God’s Dragonfly


God’s Dragonfly

We have all been to lakes and ponds to enjoy various different activities. I remember when I was a kid and my parents took me to Lake Bastrop State Park which is about 30 miles east of Austin, TX off highway 71. We would camp, fish, play miniature golf, and just enjoy being outdoors among God’s creation. One of the most fascinating creatures that we would watch darting to and fro, hovering here and there, was the dragonfly.

The dragonfly is an amazing creature.

The dragonfly is an amazing creature.

The scientific name for the dragonfly is “odonata.” You most always see the dragonfly near the water because it is an aquatic insect. They lay their eggs in or on top of the water and in one to three weeks (depending upon the species) those eggs hatch into larvae. These larvae eat other insect’s larvae like mosquitoes. They can also eat frog’s eggs and small tadpoles. While the larva stage varies from three months to four years (depending upon the climate), the dragonflies we see around here usually become adults in the same season. Once the larva reach adulthood they climb onto the stem of a plant, shed their larval casing, and pump ‘blood’ into their wings. Then they fly off over land until their reproductive systems mature. After the reproductive systems mature, the dragonfly returns to the water to mate and to lay more eggs. The adult dragonfly may live from a few months to a year depending upon its climate.

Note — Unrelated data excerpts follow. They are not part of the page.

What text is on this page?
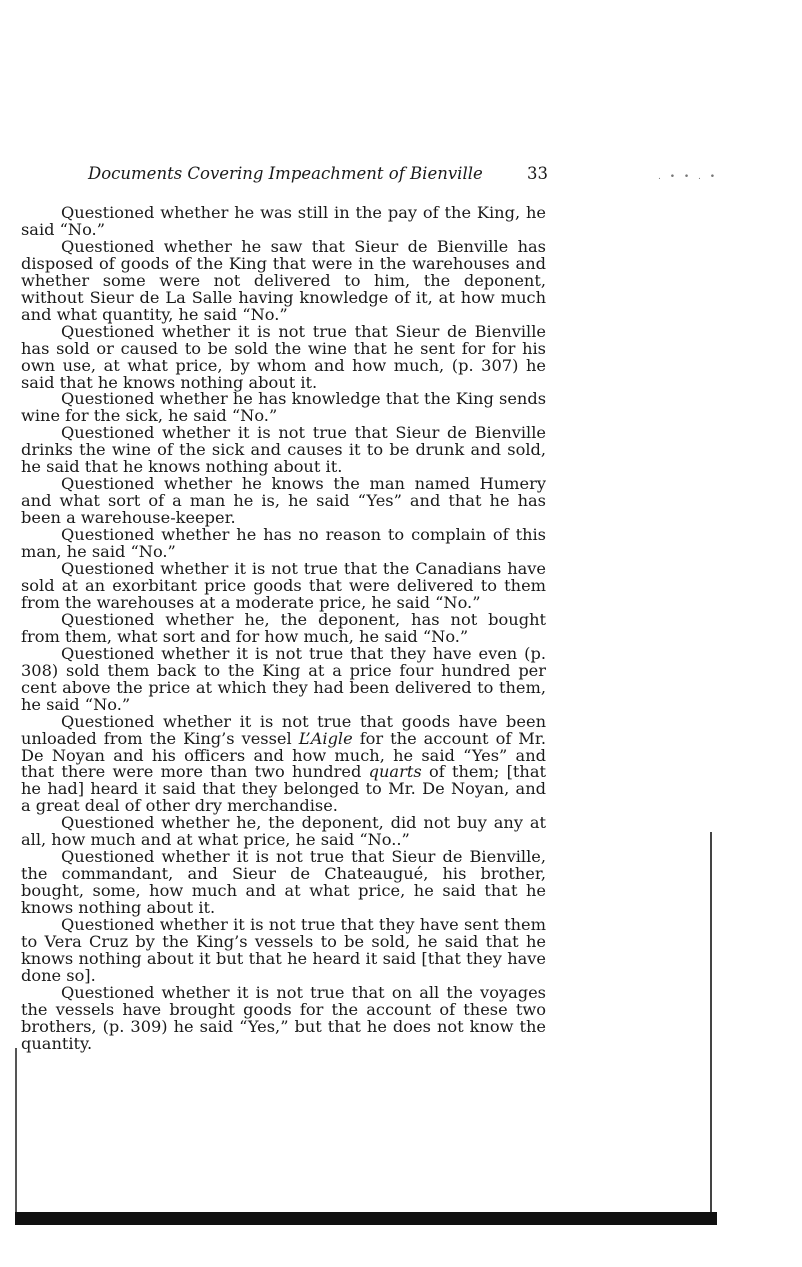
Documents Covering Impeachment of Bienville	33	. • • . •

Questioned whether he was still in the pay of the King, he said “No.”

Questioned whether he saw that Sieur de Bienville has disposed of goods of the King that were in the warehouses and whether some were not delivered to him, the deponent, without Sieur de La Salle having knowledge of it, at how much and what quantity, he said “No.”

Questioned whether it is not true that Sieur de Bienville has sold or caused to be sold the wine that he sent for for his own use, at what price, by whom and how much, (p. 307) he said that he knows nothing about it.

Questioned whether he has knowledge that the King sends wine for the sick, he said “No.”

Questioned whether it is not true that Sieur de Bienville drinks the wine of the sick and causes it to be drunk and sold, he said that he knows nothing about it.

Questioned whether he knows the man named Humery and what sort of a man he is, he said “Yes” and that he has been a warehouse-keeper.

Questioned whether he has no reason to complain of this man, he said “No.”

Questioned whether it is not true that the Canadians have sold at an exorbitant price goods that were delivered to them from the warehouses at a moderate price, he said “No.”

Questioned whether he, the deponent, has not bought from them, what sort and for how much, he said “No.”

Questioned whether it is not true that they have even (p. 308) sold them back to the King at a price four hundred per cent above the price at which they had been delivered to them, he said “No.”

Questioned whether it is not true that goods have been unloaded from the King’s vessel L’Aigle for the account of Mr. De Noyan and his officers and how much, he said “Yes” and that there were more than two hundred quarts of them; [that he had] heard it said that they belonged to Mr. De Noyan, and a great deal of other dry merchandise.

Questioned whether he, the deponent, did not buy any at all, how much and at what price, he said “No..”

Questioned whether it is not true that Sieur de Bienville, the commandant, and Sieur de Chateaugué, his brother, bought, some, how much and at what price, he said that he knows nothing about it.

Questioned whether it is not true that they have sent them to Vera Cruz by the King’s vessels to be sold, he said that he knows nothing about it but that he heard it said [that they have done so].

Questioned whether it is not true that on all the voyages the vessels have brought goods for the account of these two brothers, (p. 309) he said “Yes,” but that he does not know the quantity.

Now, if you have ever watched a dragonfly, you know that this insect has amazing maneuverability techniques. They can fly forward and backward. They literally turn on a dime. Their unique eyes (with over 30,000 lenses) give them the ability to see 360 degrees around their body and they need this, because dragonflies can literally execute a hairpin turn at 100 kilometers per hour. At that speed a dragonfly can experience a G-force of about 25 times the gravity of earth. In comparison, the most gravity force that a human fighter pilot can sustain without blacking out is about nine Gs. Pilots black out under such pressures because all of their blood rushes from their head to their legs. But how does the dragonfly keep this from happening?

Surrounding the internal organs of the dragonfly, are special bags of fluid. When the dragonfly executes one of these hairpin turns, these bags of fluid place pressure upon its internal organs. This keeps the ‘blood’ in the dragonfly’s brain from being forced into its lower organs. Because the dragonfly’s ‘blood’ is not forced out of its brain, the oxygen in that ‘blood’ keeps the dragonfly “awake.”

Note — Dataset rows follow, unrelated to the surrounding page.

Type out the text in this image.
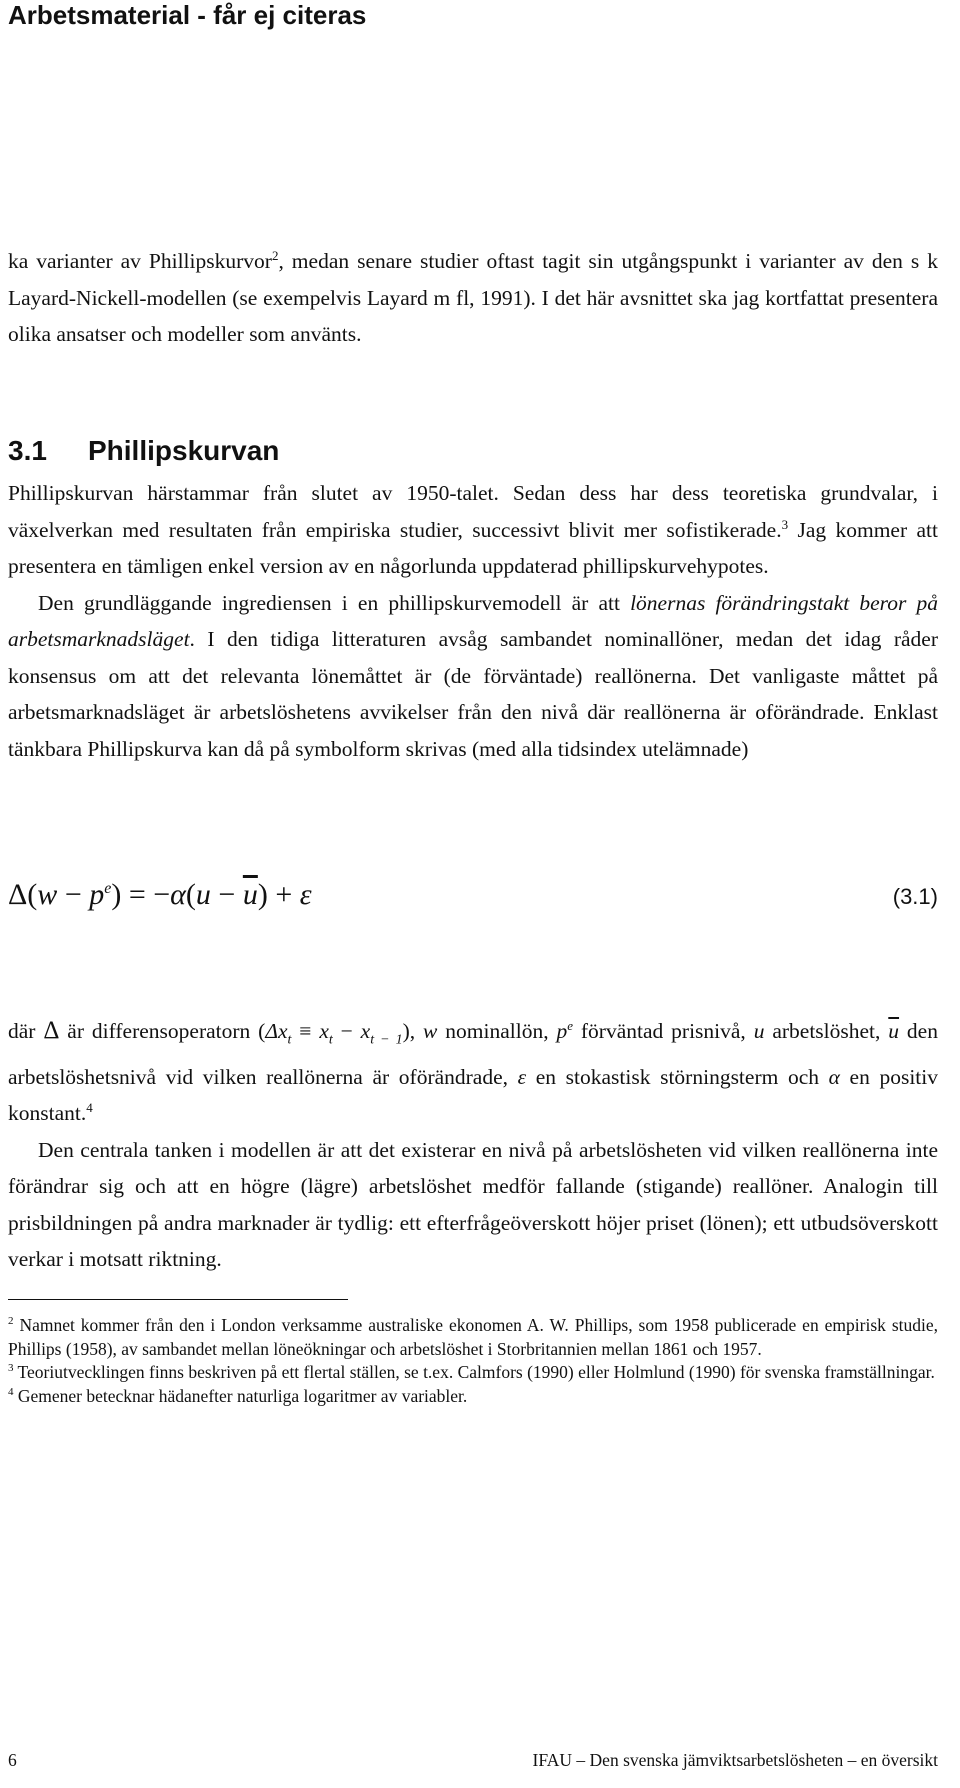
Arbetsmaterial - får ej citeras

ka varianter av Phillipskurvor$^2$, medan senare studier oftast tagit sin utgångspunkt i varianter av den s k Layard-Nickell-modellen (se exempelvis Layard m fl, 1991). I det här avsnittet ska jag kortfattat presentera olika ansatser och modeller som använts.

3.1 Phillipskurvan

Phillipskurvan härstammar från slutet av 1950-talet. Sedan dess har dess teoretiska grundvalar, i växelverkan med resultaten från empiriska studier, successivt blivit mer sofistikerade.$^3$ Jag kommer att presentera en tämligen enkel version av en någorlunda uppdaterad phillipskurvehypotes.

Den grundläggande ingrediensen i en phillipskurvemodell är att lönernas förändringstakt beror på arbetsmarknadsläget. I den tidiga litteraturen avsåg sambandet nominallöner, medan det idag råder konsensus om att det relevanta lönemåttet är (de förväntade) reallönerna. Det vanligaste måttet på arbetsmarknadsläget är arbetslöshetens avvikelser från den nivå där reallönerna är oförändrade. Enklast tänkbara Phillipskurva kan då på symbolform skrivas (med alla tidsindex utelämnade)

$\Delta(w - p^e) = -\alpha(u - \overline{u}) + \varepsilon$	(3.1)

där Δ är differensoperatorn $(\Delta x_t \equiv x_t - x_{t - 1})$, w nominallön, $p^e$ förväntad prisnivå, u arbetslöshet, $\overline{u}$ den arbetslöshetsnivå vid vilken reallönerna är oförändrade, ε en stokastisk störningsterm och α en positiv konstant.$^4$

Den centrala tanken i modellen är att det existerar en nivå på arbetslösheten vid vilken reallönerna inte förändrar sig och att en högre (lägre) arbetslöshet medför fallande (stigande) reallöner. Analogin till prisbildningen på andra marknader är tydlig: ett efterfrågeöverskott höjer priset (lönen); ett utbudsöverskott verkar i motsatt riktning.

$^2$ Namnet kommer från den i London verksamme australiske ekonomen A. W. Phillips, som 1958 publicerade en empirisk studie, Phillips (1958), av sambandet mellan löneökningar och arbetslöshet i Storbritannien mellan 1861 och 1957.

$^3$ Teoriutvecklingen finns beskriven på ett flertal ställen, se t.ex. Calmfors (1990) eller Holmlund (1990) för svenska framställningar.

$^4$ Gemener betecknar hädanefter naturliga logaritmer av variabler.

6	IFAU – Den svenska jämviktsarbetslösheten – en översikt
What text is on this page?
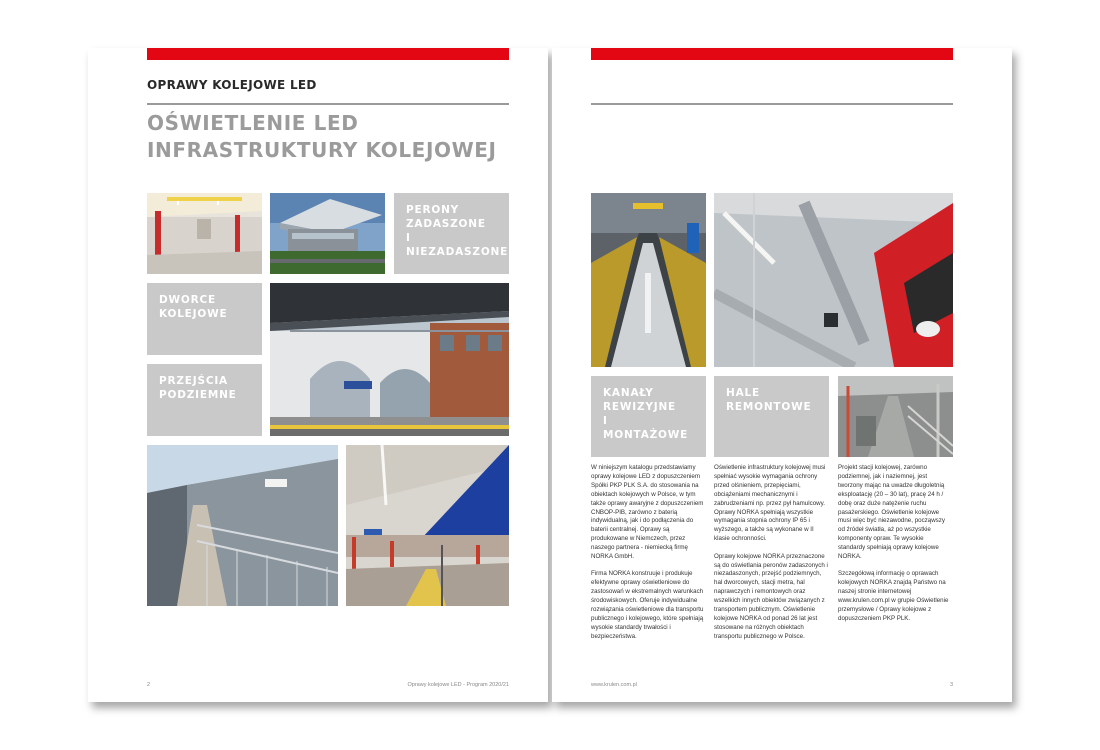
OPRAWY KOLEJOWE LED
OŚWIETLENIE LED
INFRASTRUKTURY KOLEJOWEJ
PERONY
ZADASZONE
I NIEZADASZONE
DWORCE
KOLEJOWE
PRZEJŚCIA
PODZIEMNE
2	Oprawy kolejowe LED - Program 2020/21
KANAŁY
REWIZYJNE
I MONTAŻOWE
HALE
REMONTOWE

W niniejszym katalogu przedstawiamy oprawy kolejowe LED z dopuszczeniem Spółki PKP PLK S.A. do stosowania na obiektach kolejowych w Polsce, w tym także oprawy awaryjne z dopuszczeniem CNBOP-PIB, zarówno z baterią indywidualną, jak i do podłączenia do baterii centralnej. Oprawy są produkowane w Niemczech, przez naszego partnera - niemiecką firmę NORKA GmbH.

Firma NORKA konstruuje i produkuje efektywne oprawy oświetleniowe do zastosowań w ekstremalnych warunkach środowiskowych. Oferuje indywidualne rozwiązania oświetleniowe dla transportu publicznego i kolejowego, które spełniają wysokie standardy trwałości i bezpieczeństwa.

Oświetlenie infrastruktury kolejowej musi spełniać wysokie wymagania ochrony przed olśnieniem, przepięciami, obciążeniami mechanicznymi i zabrudzeniami np. przez pył hamulcowy. Oprawy NORKA spełniają wszystkie wymagania stopnia ochrony IP 65 i wyższego, a także są wykonane w II klasie ochronności.

Oprawy kolejowe NORKA przeznaczone są do oświetlania peronów zadaszonych i niezadaszonych, przejść podziemnych, hal dworcowych, stacji metra, hal naprawczych i remontowych oraz wszelkich innych obiektów związanych z transportem publicznym. Oświetlenie kolejowe NORKA od ponad 26 lat jest stosowane na różnych obiektach transportu publicznego w Polsce.

Projekt stacji kolejowej, zarówno podziemnej, jak i naziemnej, jest tworzony mając na uwadze długoletnią eksploatację (20 – 30 lat), pracę 24 h / dobę oraz duże natężenie ruchu pasażerskiego. Oświetlenie kolejowe musi więc być niezawodne, począwszy od źródeł światła, aż po wszystkie komponenty opraw. Te wysokie standardy spełniają oprawy kolejowe NORKA.

Szczegółową informację o oprawach kolejowych NORKA znajdą Państwo na naszej stronie internetowej www.krulen.com.pl w grupie Oświetlenie przemysłowe / Oprawy kolejowe z dopuszczeniem PKP PLK.

www.krulen.com.pl	3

In the December 2003 issue of National Geographic magazine, there is an article that discusses how German scientists, who have studied the dragonfly, are using this same technique to help fighter pilots not black out during sustained periods of high G forces. By placing bags of liquid around the pilots legs, the pilots blood will not be forced out of his brain when executing high G turns and maneuvers. What an amazing design to help pilots fly faster and with greater turning radiuses. That design, however, was first found in the dragonfly.

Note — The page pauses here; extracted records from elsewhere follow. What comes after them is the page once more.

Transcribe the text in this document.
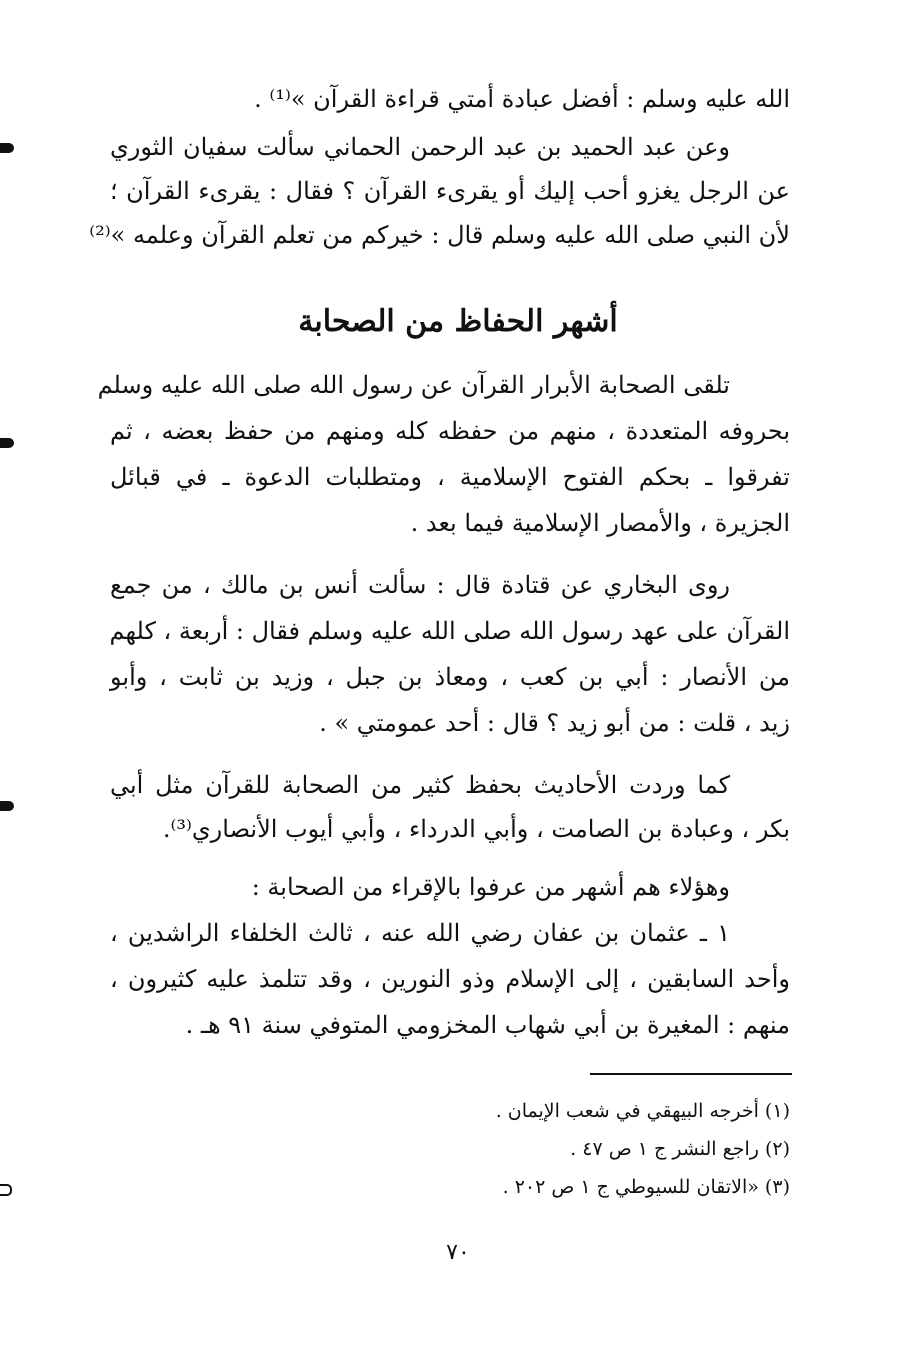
الله عليه وسلم : أفضل عبادة أمتي قراءة القرآن »⁽¹⁾ .
وعن عبد الحميد بن عبد الرحمن الحماني سألت سفيان الثوري
عن الرجل يغزو أحب إليك أو يقرىء القرآن ؟ فقال : يقرىء القرآن ؛
لأن النبي صلى الله عليه وسلم قال : خيركم من تعلم القرآن وعلمه »⁽²⁾
أشهر الحفاظ من الصحابة
تلقى الصحابة الأبرار القرآن عن رسول الله صلى الله عليه وسلم
بحروفه المتعددة ، منهم من حفظه كله ومنهم من حفظ بعضه ، ثم
تفرقوا ـ بحكم الفتوح الإسلامية ، ومتطلبات الدعوة ـ في قبائل
الجزيرة ، والأمصار الإسلامية فيما بعد .
روى البخاري عن قتادة قال : سألت أنس بن مالك ، من جمع
القرآن على عهد رسول الله صلى الله عليه وسلم فقال : أربعة ، كلهم
من الأنصار : أبي بن كعب ، ومعاذ بن جبل ، وزيد بن ثابت ، وأبو
زيد ، قلت : من أبو زيد ؟ قال : أحد عمومتي » .
كما وردت الأحاديث بحفظ كثير من الصحابة للقرآن مثل أبي
بكر ، وعبادة بن الصامت ، وأبي الدرداء ، وأبي أيوب الأنصاري⁽³⁾.
وهؤلاء هم أشهر من عرفوا بالإقراء من الصحابة :
١ ـ عثمان بن عفان رضي الله عنه ، ثالث الخلفاء الراشدين ،
وأحد السابقين ، إلى الإسلام وذو النورين ، وقد تتلمذ عليه كثيرون ،
منهم : المغيرة بن أبي شهاب المخزومي المتوفي سنة ٩١ هـ .
(١) أخرجه البيهقي في شعب الإيمان .
(٢) راجع النشر ج ١ ص ٤٧ .
(٣) «الاتقان للسيوطي ج ١ ص ٢٠٢ .
٧٠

How do you suppose the dragonfly developed this ability over the eons of time that evolutionists claim that the dragonfly needed to evolve? Without the dragonfly’s ability to see 360 degrees, it would not be able to fly so maneuverably. Without the dragonfly’s “flight suit” it could not sustain the types of maneuvers that it does at the speeds that it does. The dragonfly’s ability to fly depends both upon its ability to see and its ability to handle that type of flight. Evolution could not have evolved the sight of the dragonfly first, because there would have been no need for that sight. Evolution could not have evolved its “flight suit” first, because there would be no need for the “suit.” But if evolution evolved the ability of flight first, the dragonfly would have had a short life span, because it needs the “flight suit” and its ability to see in order to live with such flight. Moreover, given the reproductive cycle of the dragonfly, it would have had to develop all of these capabilities in a single generation for its order to survive.

Evolutionists must claim that the dragonfly evolved its capability of flight, its ability to sustain great G forces during flight, and its remarkable ability to see 360 degrees to aid in its flight simultaneously and in a relatively short period of time, or the dragonfly could not have appeared at all. Evolutionists claim that the dragonfly was one of the first insects to appear on the evolutionary timetable, giving the dragonfly even less time to “evolve.” The probability of the dragonfly evolving all of these capabilities at the same time and in the limited time period evolutionists give it, is astronomically low, if not impossible.

The genius design that is evident within the dragonfly tells the true tale. The dragonfly did not evolve; it was created, by a Power that knows a lot more about air travel than we do. We are just beginning to unravel the mysteries of the abilities of birds and bugs to sustain incredible feats of flight. Is it even possible that a mindless random system produced such incredible, and until recently, inexplicable capabilities? No. Just as there is a designer of fighter jets and flight suits, so also is there a designer of the dragonfly, the Almighty God of the universe.